As we drive up we can see the distinctly stripped shutters painted by Daniel Buren from 1986-1988, the latter the year that Rem Koolhaus finished work on the chalet part of the hotel. Koolhaus made a number of very clean modernist interventions on what is still his only project built in Switzerland, a cafe carved out of the bottom floors of the early structure, and rooms above to house hotel staff. Now the entire south wall has been opened to provide a panoramic view of—well, this afternoon, the clouds and sleet that is starting to fall. But the cafe is inviting, open, and a great setting for a conversation.

Hostettler ended his involvement with what was known as Furk’art in 2003, and the hotel cube next door as a residency facility turned into a house museum and archive. Now it is managed by Janis Osolin, who acts as curator, archivist, and in some ways as an installation artist in his own right, although he is a modest man and I believe would probably deny the last role as presumptuous. We sat down for lunch with Janis and then a tour of the property.

Atop Furka Pass with Benîot Antille at the Per Kirkeby work, Furkapasshoehe, 1986.

Atop Furka Pass with Benîot Antille at the Per Kirkeby work, Furkapasshoehe, 1986. Photo by Sara Frantz.

Daniel Buren’s shutters painted from 1986-88. Photo by Sara Frantz.

Daniel Buren’s shutters painted from 1986-88. Photo by Sara Frantz.

Dispatches from the Alps, 2

Zebra Roundabout, on the way to Furka Pass. Photo by Sara Frantz.

Zebra Roundabout, on the way to Furka Pass. Photo by Sara Frantz.

This morning the skies over southwestern Switzerland are clear as we drive east and along the Rhône River.
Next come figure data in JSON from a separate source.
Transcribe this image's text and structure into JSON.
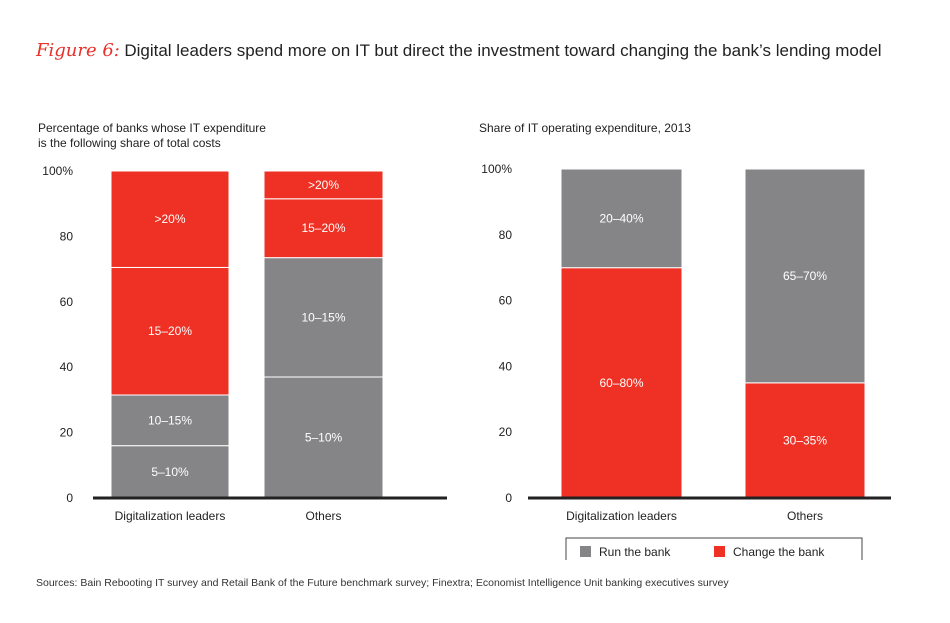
{
  "figure": {
    "label": "Figure 6:",
    "title": "Digital leaders spend more on IT but direct the investment toward changing the bank’s lending model"
  },
  "colors": {
    "red": "#ee3124",
    "grey": "#858588",
    "axis": "#222222"
  },
  "chart_data": [
    {
      "type": "bar",
      "stacked": true,
      "title": "Percentage of banks whose IT expenditure is the following share of total costs",
      "title_lines": [
        "Percentage of banks whose IT expenditure",
        "is the following share of total costs"
      ],
      "categories": [
        "Digitalization leaders",
        "Others"
      ],
      "ylim": [
        0,
        100
      ],
      "yticks": [
        "0",
        "20",
        "40",
        "60",
        "80",
        "100%"
      ],
      "series": [
        {
          "name": "5–10%",
          "label": "5–10%",
          "color": "grey",
          "values": [
            16,
            37
          ]
        },
        {
          "name": "10–15%",
          "label": "10–15%",
          "color": "grey",
          "values": [
            15.5,
            36.5
          ]
        },
        {
          "name": "15–20%",
          "label": "15–20%",
          "color": "red",
          "values": [
            39,
            18
          ]
        },
        {
          "name": ">20%",
          "label": ">20%",
          "color": "red",
          "values": [
            29.5,
            8.5
          ]
        }
      ]
    },
    {
      "type": "bar",
      "stacked": true,
      "title": "Share of IT operating expenditure, 2013",
      "title_lines": [
        "Share of IT operating expenditure, 2013"
      ],
      "categories": [
        "Digitalization leaders",
        "Others"
      ],
      "ylim": [
        0,
        100
      ],
      "yticks": [
        "0",
        "20",
        "40",
        "60",
        "80",
        "100%"
      ],
      "series": [
        {
          "name": "Change the bank",
          "color": "red",
          "values": [
            70,
            35
          ],
          "segment_labels": [
            "60–80%",
            "30–35%"
          ]
        },
        {
          "name": "Run the bank",
          "color": "grey",
          "values": [
            30,
            65
          ],
          "segment_labels": [
            "20–40%",
            "65–70%"
          ]
        }
      ],
      "legend": [
        {
          "label": "Run the bank",
          "color": "grey"
        },
        {
          "label": "Change the bank",
          "color": "red"
        }
      ],
      "legend_position": "bottom"
    }
  ],
  "source": "Sources: Bain Rebooting IT survey and Retail Bank of the Future benchmark survey; Finextra; Economist Intelligence Unit banking executives survey"
}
The Canton Valais is a corridor for traffic to and from Italy south and over the mountains to our right. A 48-inch diameter pipeline transferring gas from the Netherlands to Italy is on our left, as are the train tracks. Gravel pits and cement factories mark our entrance into every town, evidence of the dam and highway construction that’s been constant since the 1970s. After an hour of slugging it out with semi-trucks on the narrow town streets that bottleneck the highway, we pass the turnoff for the Simplon Pass and the traffic lightens considerably.

Switzerland has a regulation governing the construction of the ubiquitous traffic roundabouts that requires you should not be able to meet the eyes of a driver across the reach of the circle. This has meant each roundabout’s center has to be planted with something, a great excuse for public art. An art collector in the town of Martigny, Léonard Gianadda, started a trend when he ran out of space for his collection of sculptures by major Swiss artists, and donated works for multiple traffic circles in that town west of Sierre. Now every town seems to have adopted the idea, but using in most cases local artists. The results are mixed, sometimes humorous, sometimes a bit disconcerting, as in the case of two life-sized fiberglass zebras standing in front of a painted version of Kilimanjaro. As hard as Bay Area art historian and expert on Land Art Julian Myers-Szupinska and I try, we can’t figure out the connection between the African mammals to the Valais.

Soon thereafter we ascend up hairpins through a forest and emerge in the eastern and higher part of the Valais. The difference is dramatic. Now the towns are the picturesque discrete rural entities that I remember from the 1960s. Our goal this morning is the fabled yet little known collection of site-specific artworks found on the Furka Pass, a road built in 1866 that tops out at 7975 ft and is open only four months out of the year due to snow. But it has an art history extending back to when Queen Victoria visited in 1868—and it now hosts work by the likes of Richard Long and Per Kirkeby.